3. bitwize ◴[07 Apr 25 19:34 UTC] No.43615031[source]
Indeed. In 2020s, if you're not sandboxing each thing, and then sandboxing each library the thing depends on, you're running with way too many opportunities for vulnerability.
replies(1): >>43615529 #
4. LtWorf ◴[07 Apr 25 20:19 UTC] No.43615529[source]
Well said! How?
replies(3): >>43615593 #>>43617134 #>>43617404 #
5. bitwize ◴[07 Apr 25 20:26 UTC] No.43615593{3}[source]
I have no freaking idea. Needless to say I don't think our current operating systems are up to the task of actually being secure. You have to be able to somehow dynamic-link in a library whilst only giving calls into that library certain permissions/capabilities... which I don't think even Windows can do.
replies(4): >>43615767 #>>43615910 #>>43616588 #>>43617962 #
6. huijzer ◴[07 Apr 25 20:46 UTC] No.43615767{4}[source]
Didn’t Jess Frazelle have most of her dependencies running inside lots of Docker containers for a while? She went pretty far and also kept it up for a long time. E.g., https://blog.jessfraz.com/post/docker-containers-on-the-desk...
replies(1): >>43659428 #
7. GuinansEyebrows ◴[07 Apr 25 21:03 UTC] No.43615910{4}[source]
Ignorant reply here, but would openbsd's `pledge` and `unveil` sorta cover what you're talking about?
replies(1): >>43616075 #
8. LtWorf ◴[07 Apr 25 21:21 UTC] No.43616075{5}[source]
At the library level? Not as far as I know…
9. gizmo686 ◴[07 Apr 25 22:22 UTC] No.43616588{4}[source]
Forget OS support, is that something that modern CPUs can support efficiently? As far as I can tell, enforcing a security boundary across libraries would require changing the page table twice for every library call, which seems like a big performance hit.
10. mlinksva ◴[07 Apr 25 23:56 UTC] No.43617134{3}[source]
I don't really know because I haven't put work in to investigate, but some things in that direction seem to be, possibly in order of some combination of maturity and comprehensiveness.
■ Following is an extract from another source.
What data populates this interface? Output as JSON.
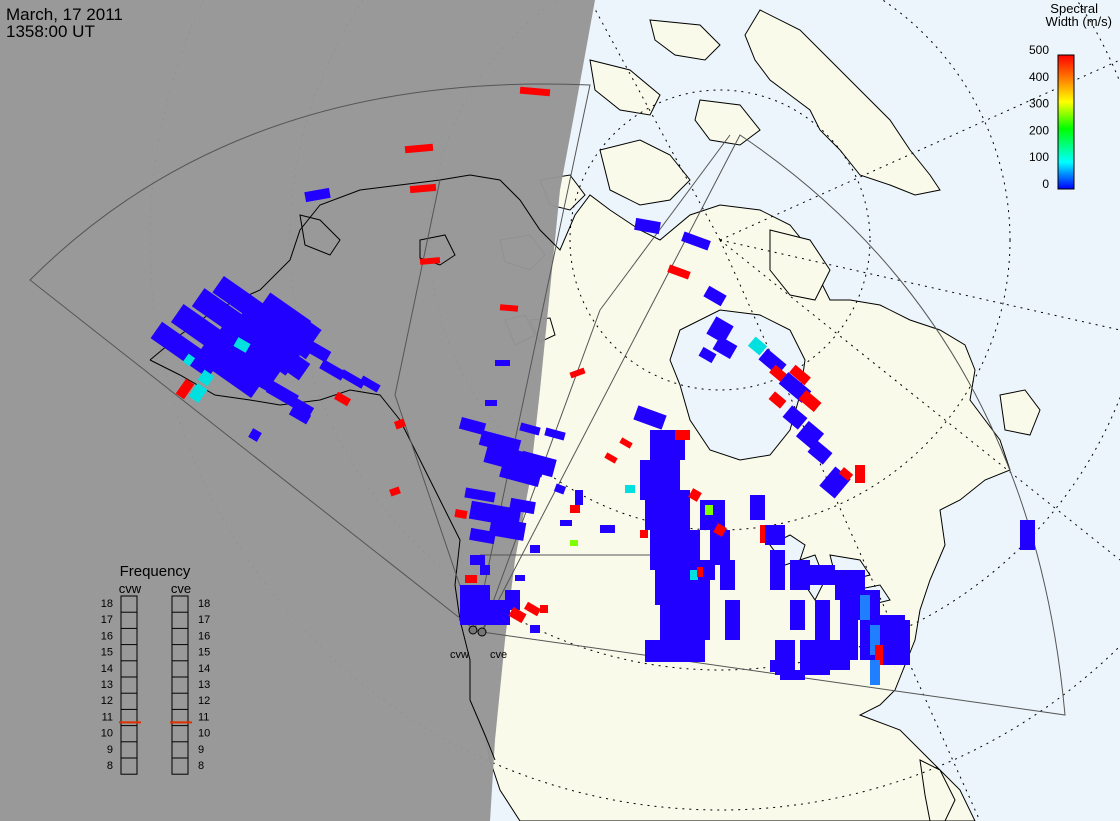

  - CHERI compartmentalisation
  - LavaMoat (js)
  - Scala "capture checking"
  - Java "integrity by default"
replies(1): >>43618873 #
11. zzo38computer ◴[08 Apr 25 01:00 UTC] No.43617404{3}[source]
I have some ideas about operating system design (and stuff relating to the CPU design, too) to help with this and other issues (e.g. network transparency, resisting fingerprinting, better user programmability and interoperability, etc). This means that it is fully deterministic except I/O, and all I/O uses capabilities which may be proxied etc. Libraries may run in separate processes if desired (but this is not always required). However, other differences compared with existing systems is also necessary for improved security (and other improvements); merely doing other things like existing systems do has some problems. For example, USB will not be used, and Unicode also will not be used. Atomic locking/transactions of multiple objects at once will be necessary, too (this can avoid many kind of race conditions with existing systems, as well as other problems). File access is not done by names (files do not have names). And then, a specific implementation and distribution may have requirements and checking for the packages provided in the package manager and in the default installation (and the specification will include recommendations). These things alone still will not solve everything, but it is a start.
12. izacus ◴[08 Apr 25 02:55 UTC] No.43617962{4}[source]
Then maybe your notion of security is useless in the real world and needs a rethink.

Security, when practiced, is a fundamentally practical discipline that needs to work with the world as is, not with dreams of putting people in basements in chains.

13. LtWorf ◴[08 Apr 25 06:24 UTC] No.43618873{4}[source]
I haven't really understood how lavamoat works (if it works).
14. LtWorf ◴[11 Apr 25 22:35 UTC] No.43659428{5}[source]
How would that protect you from a library?